Passons sur l’expérience d’Ali Soilihi, sommée à elle seule de traduire la fin de toute aspiration collective à la dignité en ces îles. Le journal revient sur cette révolte lycéenne, qui, au sortir des années soixante, offrait la possibilité d’un renouvellement des élites. Il y eut ce mouvement – le msomo wa nyumeni – qui s’inspira du MOLINACO et du PASOCO, pour entrer en résistance, mais qui ne trouva pas le moyen de contourner les discours des féodaux, de la petite-bourgeoisie régnante, de la classe moyenne arrivant à sa suite, devant l’hydre du libéralisme, triomphant. Le msomo wa nyumeni généra les attentes du Front Démocratique, qui, avant sa naissance, verra l’un de ses (futurs) leaders – Abdelkader Hamissi – broyé par les siens, subira la torture des années Abdallah, avant de succomber aux mirages du pouvoir par la voix de son autre leader, Moustoipha Said Cheikh. Uropve aurait probablement dû pousser l’analyse jusqu’au projet fantaisiste d’un gouvernement en exil, exhibé par certains membres de Daula ya haki. Mais le pays en panne arrive àconfondre tout le monde dans une même mélasse, où il est difficile de tirer le bon grain de l’ivraie. On ne sait plus qui est qui, même si l’échec s’explique en grande partie par le détournement évident des valeurs communes – rapport au processus de déconstruction du shungu – et par le mépris, longtemps associé aux pratiques de ceux qui gouvernent ce pays. On parle du dédain, dans ce dernier numéro…

Idriss Mohamed Chanfi au Muzdalifa House.

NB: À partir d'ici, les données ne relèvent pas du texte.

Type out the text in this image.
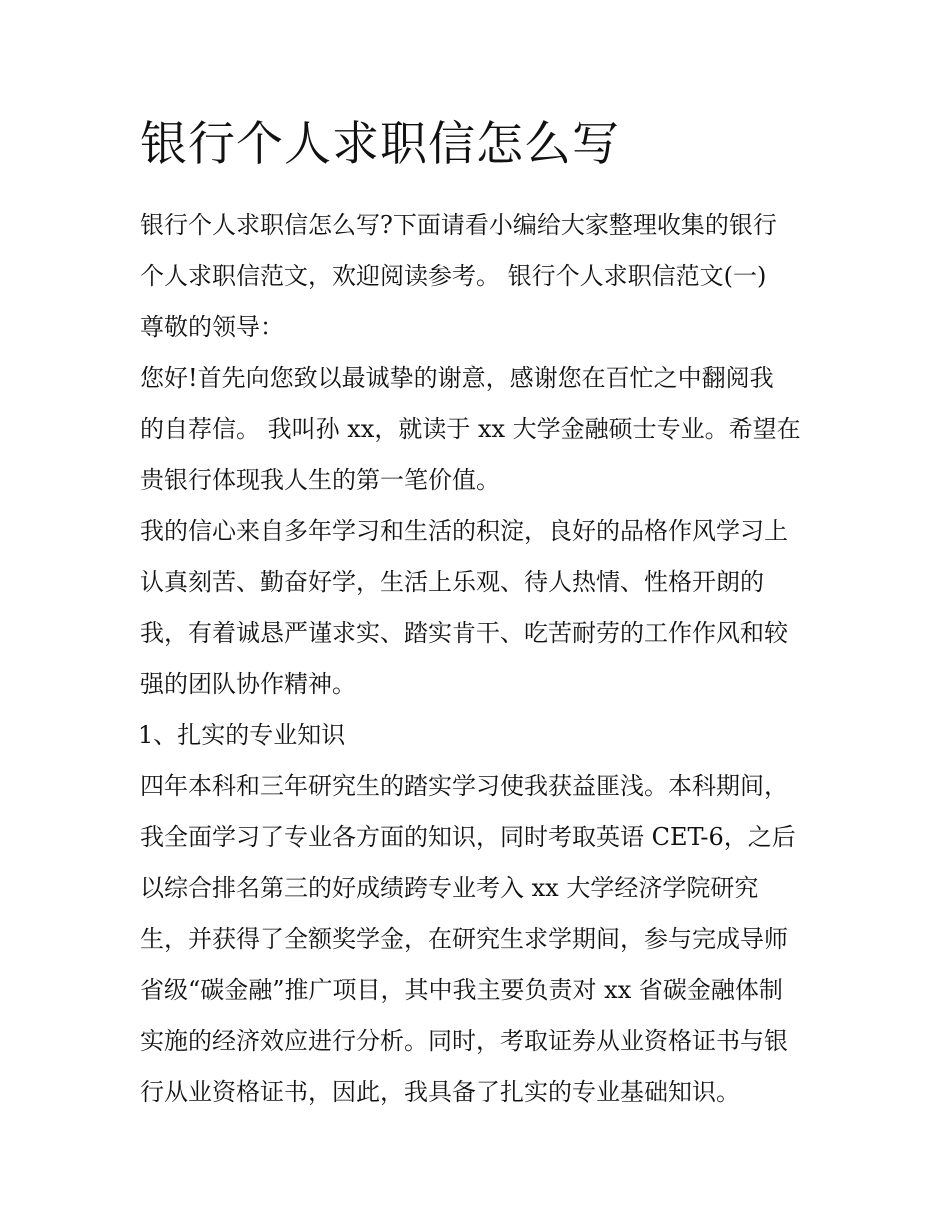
银行个人求职信怎么写

银行个人求职信怎么写?下面请看小编给大家整理收集的银行

个人求职信范文，欢迎阅读参考。 银行个人求职信范文(一)

尊敬的领导：

您好!首先向您致以最诚挚的谢意，感谢您在百忙之中翻阅我

的自荐信。 我叫孙 xx，就读于 xx 大学金融硕士专业。希望在

贵银行体现我人生的第一笔价值。

我的信心来自多年学习和生活的积淀，良好的品格作风学习上

认真刻苦、勤奋好学，生活上乐观、待人热情、性格开朗的

我，有着诚恳严谨求实、踏实肯干、吃苦耐劳的工作作风和较

强的团队协作精神。

1、扎实的专业知识

四年本科和三年研究生的踏实学习使我获益匪浅。本科期间，

我全面学习了专业各方面的知识，同时考取英语 CET-6，之后

以综合排名第三的好成绩跨专业考入 xx 大学经济学院研究

生，并获得了全额奖学金，在研究生求学期间，参与完成导师

省级“碳金融”推广项目，其中我主要负责对 xx 省碳金融体制

实施的经济效应进行分析。同时，考取证券从业资格证书与银

行从业资格证书，因此，我具备了扎实的专业基础知识。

Les questions posées sont simples. Les erreurs répétées d’une classe politique aux ambitions limitées, qui ne laisse transparaître de son héritage que sa seule capacité à instrumentaliser les masses, afin de satisfaire son instinct vorace et son absence de mesure en toute chose. La manière dont Maore, la quatrième île, s’est fourvoyée, au point de n’avoir plus de morale en politique. « Mayotte » ou comment se renier dans ses valeurs et ses principes pour épouser les contours d’une identité où le seul gain se résume au clinquant de l’Euro, cette fameuse rançon de la RUP, qui ne souffre aucune distanciation critique », écrit Kamal’Eddine Saindou. Idriss Mohamed Chanfi, ex membre du Front Démocratique, y cause du vide laissé par sa génération : « Je crois qu’en ce siècle, aucune voix ne s’est élevée, ne se lève, pour incarner les aspirations du pays et du peuple, et susciter l’espoir en un lendemain prometteur. C’est donc le système D, des stratégies de survie individuelle, qui sont mises en œuvre, générant une atmosphère délétère ». Un constat terrible, qui s’applique à l’archipel dans son ensemble, et qui n’offre aucune voie de sortie à celles et à ceux qui rêvent d’alternative et de révolte. A Maore, où l’on devine l’avenir sur les tablettes du cynisme, on voit se consolider un triste scénario, qui prétend que l’adversité ne profite qu’au voisin de l’île d’à côté, à qui il vaudrait mieux couper l’herbe sous les pieds.

Pendant que s’effondre l’espérance commune, la binarité des positionnements, les extrêmes déchaînés, le refus de la nuance, fonctionne à temps plein, et autorise même au reniement, puisque les enfants des serrelamen d’hier, qui ne sont pas que « mahorais », deviennent les soroda d’aujourd’hui, qui s’apprêtent à dépecer la bête, le pays. L’enjeu consiste à brader ce qui reste d’une terre résolument hantée par ce trait d’esprit de Kankan, humoriste camerounais : « On monte, on descend, un cadavre doit mourir ». Le cadavre en question reste bien sûr « le nôtre », à jamais.